The Return of Big Government
A weak majority brought on the kind of social welfare state law discredited decades ago. The Republicans will find their revenge at the ballot box.
Folks, the era of Big Government is back. At least until November.
The image of the day was Nancy Pelosi, arm-in-arm with John Lewis (not that harnessing the sideshow of a single racist health-care demonstrator builds narrative momentum) or that bee-lining through a crowd of protesters carrying a gavel sized as big as half her body mass symbolizes a fight. It’s the metaphor of a speaker who trounces American opinion—all the polls indicated the majority of Americans were against the passing of this health-care legislation— because she knows what’s best for us.

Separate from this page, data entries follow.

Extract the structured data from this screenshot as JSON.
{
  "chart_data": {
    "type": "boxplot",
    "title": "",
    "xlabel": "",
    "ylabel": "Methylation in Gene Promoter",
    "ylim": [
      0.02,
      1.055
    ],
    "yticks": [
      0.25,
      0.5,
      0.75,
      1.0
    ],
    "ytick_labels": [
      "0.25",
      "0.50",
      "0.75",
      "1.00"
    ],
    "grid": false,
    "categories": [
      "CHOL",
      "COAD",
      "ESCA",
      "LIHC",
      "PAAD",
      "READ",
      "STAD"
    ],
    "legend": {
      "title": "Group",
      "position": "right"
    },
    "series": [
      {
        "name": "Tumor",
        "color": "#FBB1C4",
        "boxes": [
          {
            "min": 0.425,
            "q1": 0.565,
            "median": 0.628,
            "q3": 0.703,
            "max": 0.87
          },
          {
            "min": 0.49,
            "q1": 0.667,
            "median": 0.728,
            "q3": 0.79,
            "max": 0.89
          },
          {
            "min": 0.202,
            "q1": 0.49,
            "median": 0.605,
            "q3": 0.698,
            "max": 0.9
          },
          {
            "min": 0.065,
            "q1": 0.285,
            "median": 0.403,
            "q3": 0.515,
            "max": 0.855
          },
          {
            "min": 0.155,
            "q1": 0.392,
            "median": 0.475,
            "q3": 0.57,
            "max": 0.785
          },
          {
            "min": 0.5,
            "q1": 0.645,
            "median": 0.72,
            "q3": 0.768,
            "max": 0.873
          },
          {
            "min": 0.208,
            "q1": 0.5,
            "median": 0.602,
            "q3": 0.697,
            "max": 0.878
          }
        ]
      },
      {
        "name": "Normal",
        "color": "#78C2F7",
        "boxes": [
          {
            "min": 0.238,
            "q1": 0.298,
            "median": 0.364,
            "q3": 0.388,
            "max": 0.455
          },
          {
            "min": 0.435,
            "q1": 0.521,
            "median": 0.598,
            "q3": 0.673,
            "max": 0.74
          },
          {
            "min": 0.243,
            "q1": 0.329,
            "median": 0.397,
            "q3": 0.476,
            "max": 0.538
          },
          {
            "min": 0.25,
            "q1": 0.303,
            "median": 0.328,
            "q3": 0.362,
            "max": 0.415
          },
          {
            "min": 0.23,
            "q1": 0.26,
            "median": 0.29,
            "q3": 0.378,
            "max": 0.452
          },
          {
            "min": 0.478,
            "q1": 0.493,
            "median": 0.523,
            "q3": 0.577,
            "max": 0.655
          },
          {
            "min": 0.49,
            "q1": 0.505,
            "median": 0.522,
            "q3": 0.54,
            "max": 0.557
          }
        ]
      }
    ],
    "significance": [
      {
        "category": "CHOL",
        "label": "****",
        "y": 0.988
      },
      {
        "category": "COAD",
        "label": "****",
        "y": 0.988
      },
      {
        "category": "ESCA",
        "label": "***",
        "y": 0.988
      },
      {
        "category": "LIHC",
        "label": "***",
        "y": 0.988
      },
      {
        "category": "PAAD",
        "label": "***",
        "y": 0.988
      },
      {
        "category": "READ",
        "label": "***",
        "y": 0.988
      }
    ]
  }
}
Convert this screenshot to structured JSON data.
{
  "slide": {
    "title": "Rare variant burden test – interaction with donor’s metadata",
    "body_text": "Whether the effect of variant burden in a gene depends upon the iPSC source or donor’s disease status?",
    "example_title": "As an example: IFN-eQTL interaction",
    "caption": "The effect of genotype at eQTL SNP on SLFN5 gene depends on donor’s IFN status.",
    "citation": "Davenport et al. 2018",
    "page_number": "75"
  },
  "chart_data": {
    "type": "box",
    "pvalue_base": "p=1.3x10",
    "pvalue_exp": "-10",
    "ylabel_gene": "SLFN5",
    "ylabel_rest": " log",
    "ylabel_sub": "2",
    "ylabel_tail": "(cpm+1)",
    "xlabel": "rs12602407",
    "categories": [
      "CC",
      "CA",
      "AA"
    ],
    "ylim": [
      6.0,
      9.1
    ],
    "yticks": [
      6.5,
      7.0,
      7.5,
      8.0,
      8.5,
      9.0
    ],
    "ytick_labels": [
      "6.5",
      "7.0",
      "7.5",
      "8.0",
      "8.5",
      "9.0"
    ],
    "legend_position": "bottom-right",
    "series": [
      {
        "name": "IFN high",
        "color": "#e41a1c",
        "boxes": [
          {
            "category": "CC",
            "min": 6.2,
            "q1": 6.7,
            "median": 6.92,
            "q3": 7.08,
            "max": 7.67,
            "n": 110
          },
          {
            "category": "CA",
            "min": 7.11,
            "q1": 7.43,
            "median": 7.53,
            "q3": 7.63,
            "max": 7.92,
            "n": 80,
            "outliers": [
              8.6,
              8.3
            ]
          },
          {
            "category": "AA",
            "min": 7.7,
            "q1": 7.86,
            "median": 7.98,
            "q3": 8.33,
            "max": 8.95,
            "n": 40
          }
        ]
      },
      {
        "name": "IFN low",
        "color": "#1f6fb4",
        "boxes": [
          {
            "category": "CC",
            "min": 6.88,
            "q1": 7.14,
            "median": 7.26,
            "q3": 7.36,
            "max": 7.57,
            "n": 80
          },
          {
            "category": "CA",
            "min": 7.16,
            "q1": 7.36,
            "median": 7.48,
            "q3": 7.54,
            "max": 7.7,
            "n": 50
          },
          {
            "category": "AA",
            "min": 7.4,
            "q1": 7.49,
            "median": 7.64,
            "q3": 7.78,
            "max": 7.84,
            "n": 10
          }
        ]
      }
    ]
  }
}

Conservatives and individualists support policies that favor more freedom for individuals. The mandates in this bill, mandates that candidate Obama opposed, equal diminished freedom.
Where are the cost-control measures? The inevitable increase in health-care premiums means less economic power. Less money in your wallet equals less economic freedom.
Again they’ve irrevocably expanded the federal government. After all, who in their right mind will run against the now-closed Medicare doughnut hole? I’m sorry Mrs. Smith, but I’m running for office because I don’t think you deserve extra money for your prescription drugs.Three Democrats made the difference. This isn’t 1935, when 77 Republicans voted for Social Security. It’s not 1965 when 66 Republicans supported Medicare.
In 2010, the excesses of the social welfare state are well known and understood to all Americans except the liberal wing of the Democratic Party, which controls Congress. After muscling the largest federal expansion through Congress in 40 years by only three votes, despite having a 75-member majority, Republicans have just lost a battle, but we might be winning the war.